Olimpiyat krizi mi?

Paris Olimpiyatlarında madalya alan sporcularımız gün yüzüne çıkmaya başladı.
Adını olimpiyat tarihine altın harflerle yazdıran sporcularımızın beklenmedik mağlubiyetlerine hem şaşırdık hem de üzüldük.
Tartışmalara neden olan açılıştaki görüntüler hafızalara yerleştirildi gibi…
Paris Olimpiyatları sportif anlamda neredeyse sıfır hatayla yoluna devam etmektedir.
İlklerle birlikte rekorların, krizlerin, dedikodularla anılması da dikkat çekmektedir.
Kriz ama kime göre kriz?                                                                                                               
Cezayirli boksörün kadın mı erkek mi tartışmaları magazinsel olarak devam etmektedir.
Paris’e gelmiş bir boksörün tartışması olamaz.
Cezayirli boksörün rakibi İtalyan olmasa idi, Imane Khelif’in cinsiyeti üzerinden tartışması yapılır mıydı?
Olimpiyat komitesi (IOC) dedikodularla ilgili son noktayı koydu.                                                          
“Oyun oynanırken kural değiştirilmez”
Uluslararası Boks Birliğinin (IBA) kural ve kaidelerinde olmayan, gerçek ve mantıkla da uyuşmayan yanlış haberlere inanmamak gerekir.
Cezayirli kadın boksör ülkesini temsilen birçok şampiyonaya katılırken ve Afrika’yı temsil edip olimpiyat kotası alırken IBA uyuyor muydu?
IBA Başkanı, Cezayirli boksöre yenilen İtalyan boksöre olimpiyat şampiyonlarına verilen ödülün aynısını vereceklerini ilan etmiş. 
İşte bu dedikodunun tam kendisidir.
Gerçekle uyuşmayan, merak uyandırıcı ve magazinsel bir haberden başka bir şey değildir.
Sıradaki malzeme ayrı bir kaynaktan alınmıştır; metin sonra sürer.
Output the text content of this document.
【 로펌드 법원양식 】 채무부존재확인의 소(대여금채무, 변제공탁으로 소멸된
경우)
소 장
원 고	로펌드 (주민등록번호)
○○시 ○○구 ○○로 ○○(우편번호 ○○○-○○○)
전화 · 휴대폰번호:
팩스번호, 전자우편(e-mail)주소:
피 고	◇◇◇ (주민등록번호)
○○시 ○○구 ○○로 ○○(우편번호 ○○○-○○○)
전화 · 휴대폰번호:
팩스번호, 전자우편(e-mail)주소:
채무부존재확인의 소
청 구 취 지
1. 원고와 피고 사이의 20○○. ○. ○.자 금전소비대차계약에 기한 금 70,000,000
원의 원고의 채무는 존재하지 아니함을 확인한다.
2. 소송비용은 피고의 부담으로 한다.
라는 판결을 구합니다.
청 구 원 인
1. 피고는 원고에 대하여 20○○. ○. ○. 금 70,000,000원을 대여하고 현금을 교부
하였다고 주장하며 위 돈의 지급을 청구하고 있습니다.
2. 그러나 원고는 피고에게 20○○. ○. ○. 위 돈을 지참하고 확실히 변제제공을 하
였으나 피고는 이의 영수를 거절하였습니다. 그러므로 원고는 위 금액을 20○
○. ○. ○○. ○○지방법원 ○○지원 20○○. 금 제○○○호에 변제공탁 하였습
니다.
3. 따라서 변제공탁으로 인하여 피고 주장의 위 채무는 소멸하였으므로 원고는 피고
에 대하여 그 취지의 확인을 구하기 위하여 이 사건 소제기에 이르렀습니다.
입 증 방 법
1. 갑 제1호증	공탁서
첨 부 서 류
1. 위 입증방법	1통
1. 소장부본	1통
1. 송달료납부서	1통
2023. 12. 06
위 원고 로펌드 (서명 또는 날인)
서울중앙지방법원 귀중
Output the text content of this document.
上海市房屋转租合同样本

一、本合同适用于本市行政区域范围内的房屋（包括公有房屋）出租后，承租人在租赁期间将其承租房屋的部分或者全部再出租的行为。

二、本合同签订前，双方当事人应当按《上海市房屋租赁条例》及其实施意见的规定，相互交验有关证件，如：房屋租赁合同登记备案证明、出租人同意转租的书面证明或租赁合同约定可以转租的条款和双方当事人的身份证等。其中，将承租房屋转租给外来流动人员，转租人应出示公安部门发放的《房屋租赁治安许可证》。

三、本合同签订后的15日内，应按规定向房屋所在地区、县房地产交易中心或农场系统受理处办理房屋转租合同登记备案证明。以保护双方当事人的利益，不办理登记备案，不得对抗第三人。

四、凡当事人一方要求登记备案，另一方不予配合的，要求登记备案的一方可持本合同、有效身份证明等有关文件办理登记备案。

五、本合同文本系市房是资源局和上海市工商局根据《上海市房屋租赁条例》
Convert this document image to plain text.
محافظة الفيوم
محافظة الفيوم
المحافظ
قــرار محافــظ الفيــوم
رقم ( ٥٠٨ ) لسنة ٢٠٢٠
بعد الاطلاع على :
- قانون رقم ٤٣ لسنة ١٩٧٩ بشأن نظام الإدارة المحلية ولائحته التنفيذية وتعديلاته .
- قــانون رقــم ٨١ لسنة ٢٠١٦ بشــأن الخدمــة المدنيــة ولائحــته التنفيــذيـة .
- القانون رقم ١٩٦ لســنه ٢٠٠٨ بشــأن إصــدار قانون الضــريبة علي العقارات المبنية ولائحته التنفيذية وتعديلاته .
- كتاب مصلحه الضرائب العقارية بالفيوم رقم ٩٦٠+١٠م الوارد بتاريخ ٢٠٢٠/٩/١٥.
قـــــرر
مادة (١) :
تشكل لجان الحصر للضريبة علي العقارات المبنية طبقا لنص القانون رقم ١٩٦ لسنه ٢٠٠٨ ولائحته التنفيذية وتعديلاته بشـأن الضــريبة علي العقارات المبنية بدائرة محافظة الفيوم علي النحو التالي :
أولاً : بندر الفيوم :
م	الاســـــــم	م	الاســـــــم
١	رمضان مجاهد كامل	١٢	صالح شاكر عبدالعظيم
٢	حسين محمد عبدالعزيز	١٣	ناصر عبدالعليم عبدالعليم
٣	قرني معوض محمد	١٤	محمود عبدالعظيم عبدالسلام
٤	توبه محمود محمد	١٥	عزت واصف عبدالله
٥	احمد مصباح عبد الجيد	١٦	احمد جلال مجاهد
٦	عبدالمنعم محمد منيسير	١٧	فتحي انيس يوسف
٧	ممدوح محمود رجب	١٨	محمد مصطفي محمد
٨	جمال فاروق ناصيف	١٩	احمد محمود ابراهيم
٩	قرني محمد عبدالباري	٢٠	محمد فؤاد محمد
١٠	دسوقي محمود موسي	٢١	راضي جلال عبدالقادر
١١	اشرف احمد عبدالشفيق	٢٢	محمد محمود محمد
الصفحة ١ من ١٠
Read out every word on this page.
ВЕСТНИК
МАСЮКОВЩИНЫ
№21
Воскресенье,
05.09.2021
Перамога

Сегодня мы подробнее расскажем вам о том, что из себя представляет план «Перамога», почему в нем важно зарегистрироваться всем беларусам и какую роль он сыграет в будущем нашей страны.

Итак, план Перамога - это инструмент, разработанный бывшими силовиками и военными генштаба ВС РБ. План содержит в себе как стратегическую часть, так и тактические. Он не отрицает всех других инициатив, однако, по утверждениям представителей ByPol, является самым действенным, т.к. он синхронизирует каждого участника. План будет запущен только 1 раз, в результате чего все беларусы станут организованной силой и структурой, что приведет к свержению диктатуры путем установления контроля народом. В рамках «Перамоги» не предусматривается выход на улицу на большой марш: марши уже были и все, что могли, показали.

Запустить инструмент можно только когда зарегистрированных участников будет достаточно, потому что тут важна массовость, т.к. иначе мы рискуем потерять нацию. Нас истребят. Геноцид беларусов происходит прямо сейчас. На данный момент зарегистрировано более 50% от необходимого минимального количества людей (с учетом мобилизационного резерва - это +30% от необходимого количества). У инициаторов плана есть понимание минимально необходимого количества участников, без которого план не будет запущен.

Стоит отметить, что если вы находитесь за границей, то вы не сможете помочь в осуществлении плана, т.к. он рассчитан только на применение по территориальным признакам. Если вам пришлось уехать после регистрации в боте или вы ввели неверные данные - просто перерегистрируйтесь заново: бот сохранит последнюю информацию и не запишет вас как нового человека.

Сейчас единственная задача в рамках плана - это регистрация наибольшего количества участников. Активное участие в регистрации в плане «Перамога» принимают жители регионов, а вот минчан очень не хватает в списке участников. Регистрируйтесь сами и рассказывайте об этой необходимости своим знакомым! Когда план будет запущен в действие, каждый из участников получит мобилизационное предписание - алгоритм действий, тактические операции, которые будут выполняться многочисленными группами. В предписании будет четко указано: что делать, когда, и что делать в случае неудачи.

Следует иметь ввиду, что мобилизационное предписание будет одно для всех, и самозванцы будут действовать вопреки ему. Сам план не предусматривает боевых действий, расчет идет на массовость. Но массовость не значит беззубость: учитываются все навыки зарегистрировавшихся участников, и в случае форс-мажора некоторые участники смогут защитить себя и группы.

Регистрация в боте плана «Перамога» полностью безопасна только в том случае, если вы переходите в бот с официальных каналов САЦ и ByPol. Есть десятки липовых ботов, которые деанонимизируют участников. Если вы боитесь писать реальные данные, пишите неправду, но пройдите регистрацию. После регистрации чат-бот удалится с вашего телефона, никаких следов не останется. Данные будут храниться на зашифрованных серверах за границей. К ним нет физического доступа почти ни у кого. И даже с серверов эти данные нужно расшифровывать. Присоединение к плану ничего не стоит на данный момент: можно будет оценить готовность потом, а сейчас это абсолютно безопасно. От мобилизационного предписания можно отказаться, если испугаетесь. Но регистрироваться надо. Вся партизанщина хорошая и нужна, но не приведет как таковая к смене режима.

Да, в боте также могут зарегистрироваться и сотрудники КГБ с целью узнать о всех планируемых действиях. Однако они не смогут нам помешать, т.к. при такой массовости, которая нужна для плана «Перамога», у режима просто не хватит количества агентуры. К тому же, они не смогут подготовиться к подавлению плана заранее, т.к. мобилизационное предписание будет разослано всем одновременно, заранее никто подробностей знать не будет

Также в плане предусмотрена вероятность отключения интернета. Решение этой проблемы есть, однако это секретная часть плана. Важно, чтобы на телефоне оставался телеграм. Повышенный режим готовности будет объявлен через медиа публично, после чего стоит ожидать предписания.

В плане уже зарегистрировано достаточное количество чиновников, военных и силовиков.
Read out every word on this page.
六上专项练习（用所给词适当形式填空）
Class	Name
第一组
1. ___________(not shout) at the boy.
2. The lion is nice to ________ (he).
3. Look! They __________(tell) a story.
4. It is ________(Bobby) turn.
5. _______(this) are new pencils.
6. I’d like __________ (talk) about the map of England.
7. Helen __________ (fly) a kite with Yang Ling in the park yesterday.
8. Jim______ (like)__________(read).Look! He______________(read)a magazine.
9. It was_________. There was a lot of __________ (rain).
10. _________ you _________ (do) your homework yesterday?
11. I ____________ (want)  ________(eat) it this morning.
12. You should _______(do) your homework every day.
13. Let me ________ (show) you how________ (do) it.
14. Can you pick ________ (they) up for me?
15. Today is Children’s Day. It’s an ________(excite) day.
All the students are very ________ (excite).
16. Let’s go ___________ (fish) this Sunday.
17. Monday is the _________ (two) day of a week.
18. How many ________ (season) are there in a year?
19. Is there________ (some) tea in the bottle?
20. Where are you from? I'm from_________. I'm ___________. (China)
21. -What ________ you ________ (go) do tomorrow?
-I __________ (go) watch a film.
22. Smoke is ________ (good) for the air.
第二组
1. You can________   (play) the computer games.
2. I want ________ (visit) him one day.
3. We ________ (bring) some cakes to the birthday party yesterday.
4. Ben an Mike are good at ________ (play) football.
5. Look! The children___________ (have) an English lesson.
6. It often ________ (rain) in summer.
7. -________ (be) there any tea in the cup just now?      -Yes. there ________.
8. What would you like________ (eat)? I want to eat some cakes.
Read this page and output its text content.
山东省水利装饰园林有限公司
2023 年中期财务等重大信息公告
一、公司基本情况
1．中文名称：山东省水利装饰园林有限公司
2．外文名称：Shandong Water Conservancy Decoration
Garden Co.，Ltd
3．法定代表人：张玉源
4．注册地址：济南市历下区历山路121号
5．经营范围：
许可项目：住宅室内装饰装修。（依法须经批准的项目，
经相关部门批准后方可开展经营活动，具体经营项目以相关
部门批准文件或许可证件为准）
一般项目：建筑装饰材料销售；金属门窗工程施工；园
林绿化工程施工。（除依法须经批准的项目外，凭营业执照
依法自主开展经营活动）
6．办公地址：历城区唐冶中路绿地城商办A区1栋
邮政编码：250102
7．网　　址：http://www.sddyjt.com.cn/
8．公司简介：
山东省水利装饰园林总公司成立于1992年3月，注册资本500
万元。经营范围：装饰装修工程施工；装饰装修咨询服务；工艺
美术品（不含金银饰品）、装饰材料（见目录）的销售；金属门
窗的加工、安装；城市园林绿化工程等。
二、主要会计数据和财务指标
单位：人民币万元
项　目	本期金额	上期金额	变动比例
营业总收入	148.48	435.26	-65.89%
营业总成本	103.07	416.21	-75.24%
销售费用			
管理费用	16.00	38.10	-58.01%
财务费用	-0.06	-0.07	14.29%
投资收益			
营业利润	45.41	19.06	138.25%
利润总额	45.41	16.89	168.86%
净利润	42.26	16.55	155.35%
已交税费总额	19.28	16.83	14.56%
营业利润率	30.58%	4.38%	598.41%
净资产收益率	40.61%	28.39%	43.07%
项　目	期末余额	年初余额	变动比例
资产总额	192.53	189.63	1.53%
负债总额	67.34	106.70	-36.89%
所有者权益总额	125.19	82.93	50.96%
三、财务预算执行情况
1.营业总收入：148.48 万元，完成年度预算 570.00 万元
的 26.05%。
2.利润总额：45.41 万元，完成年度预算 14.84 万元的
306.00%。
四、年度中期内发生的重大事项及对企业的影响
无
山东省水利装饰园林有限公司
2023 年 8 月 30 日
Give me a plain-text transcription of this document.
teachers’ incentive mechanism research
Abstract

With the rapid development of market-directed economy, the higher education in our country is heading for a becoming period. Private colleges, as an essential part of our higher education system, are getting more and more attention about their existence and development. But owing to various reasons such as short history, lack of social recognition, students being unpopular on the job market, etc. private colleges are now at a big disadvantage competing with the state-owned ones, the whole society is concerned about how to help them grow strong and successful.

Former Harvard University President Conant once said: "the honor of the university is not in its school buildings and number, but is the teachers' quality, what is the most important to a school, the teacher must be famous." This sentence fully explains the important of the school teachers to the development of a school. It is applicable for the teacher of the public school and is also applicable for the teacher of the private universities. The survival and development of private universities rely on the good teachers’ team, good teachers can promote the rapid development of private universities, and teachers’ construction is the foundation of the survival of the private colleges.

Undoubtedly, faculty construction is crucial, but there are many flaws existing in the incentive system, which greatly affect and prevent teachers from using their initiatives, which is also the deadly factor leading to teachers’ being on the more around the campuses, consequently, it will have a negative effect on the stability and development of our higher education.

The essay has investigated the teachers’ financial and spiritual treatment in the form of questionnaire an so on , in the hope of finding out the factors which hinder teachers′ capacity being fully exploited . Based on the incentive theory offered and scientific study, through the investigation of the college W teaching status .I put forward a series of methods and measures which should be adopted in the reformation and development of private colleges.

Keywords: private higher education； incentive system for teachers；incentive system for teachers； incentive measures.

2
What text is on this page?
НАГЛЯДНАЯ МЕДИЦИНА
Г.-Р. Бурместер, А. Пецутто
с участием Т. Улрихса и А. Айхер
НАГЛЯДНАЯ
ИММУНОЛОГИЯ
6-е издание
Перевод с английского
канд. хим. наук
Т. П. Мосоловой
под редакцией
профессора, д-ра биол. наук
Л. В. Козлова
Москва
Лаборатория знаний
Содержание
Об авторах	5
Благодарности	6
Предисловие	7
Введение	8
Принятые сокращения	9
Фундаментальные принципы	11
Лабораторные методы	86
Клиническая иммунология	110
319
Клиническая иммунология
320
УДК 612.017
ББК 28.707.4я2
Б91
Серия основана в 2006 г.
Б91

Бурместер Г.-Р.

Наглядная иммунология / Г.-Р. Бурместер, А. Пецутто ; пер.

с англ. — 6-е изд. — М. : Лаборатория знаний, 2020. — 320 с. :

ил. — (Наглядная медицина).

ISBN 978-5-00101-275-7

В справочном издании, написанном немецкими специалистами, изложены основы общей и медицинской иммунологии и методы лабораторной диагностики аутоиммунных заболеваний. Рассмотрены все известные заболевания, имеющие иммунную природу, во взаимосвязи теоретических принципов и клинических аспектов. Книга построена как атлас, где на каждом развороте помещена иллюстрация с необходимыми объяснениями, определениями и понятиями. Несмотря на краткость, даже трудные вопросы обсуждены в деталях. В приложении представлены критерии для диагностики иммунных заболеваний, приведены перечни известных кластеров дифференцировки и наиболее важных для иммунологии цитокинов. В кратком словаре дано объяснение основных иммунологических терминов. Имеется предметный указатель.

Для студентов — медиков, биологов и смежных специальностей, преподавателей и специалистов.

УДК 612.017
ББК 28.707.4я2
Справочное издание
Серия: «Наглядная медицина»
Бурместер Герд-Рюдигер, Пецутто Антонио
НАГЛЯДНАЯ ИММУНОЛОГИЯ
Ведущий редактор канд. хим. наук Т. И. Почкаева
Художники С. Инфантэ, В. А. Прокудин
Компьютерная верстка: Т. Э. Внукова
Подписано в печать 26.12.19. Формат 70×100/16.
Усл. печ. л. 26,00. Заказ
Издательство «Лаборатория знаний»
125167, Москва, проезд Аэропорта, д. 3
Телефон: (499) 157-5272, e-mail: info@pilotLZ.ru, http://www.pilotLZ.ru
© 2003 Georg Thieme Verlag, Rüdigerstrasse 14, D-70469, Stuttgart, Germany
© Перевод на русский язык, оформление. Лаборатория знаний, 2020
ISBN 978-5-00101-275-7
IBA başkanı bunu kendi başına yapamaz. 
Cezayirli boksörün yendiği bütün boksörler o zaman çok şanslı, şampiyon olmadan olimpiyat şampiyonlarına verilen büyük ödülü kapmış görünüyorlar.
Sadece İtalyan boksörün tercih ediliyor olması da “fair-play” ruhuna ters olmaz mı?
Olimpiyata sürpriz şekilde veda eden sporcularımız da izleyenleri üzdü.
Şunu iyi anlamamız gerekiyor ki kaybetmeyi hazmedemeyen, sinir krizinden mantıklı düşünemeyenler asla kazanamaz.
Özellikle genç ve gelecek vaat eden sporcularımızın buna çok dikkat etmelidir.
Psikolojinin önemli olduğunu bilmek, kendini yenileyerek geliştirmek gerekir.
Davranışlarımızla Türk toplumunu, ay yıldızlı bayrağımızı temsil ettiğimizi unutmamalıyız.
Olumsuzluklar her ülkede ve her camiada görülürken, eğitim düzeyi yüksek ve kendini geliştirmiş sporcular şampiyon olmasalar bile toplum gözünde büyümektedir.
Başarmayı ve başarılı olmayı herkes ister ama çalışmadan mümkün olamaz.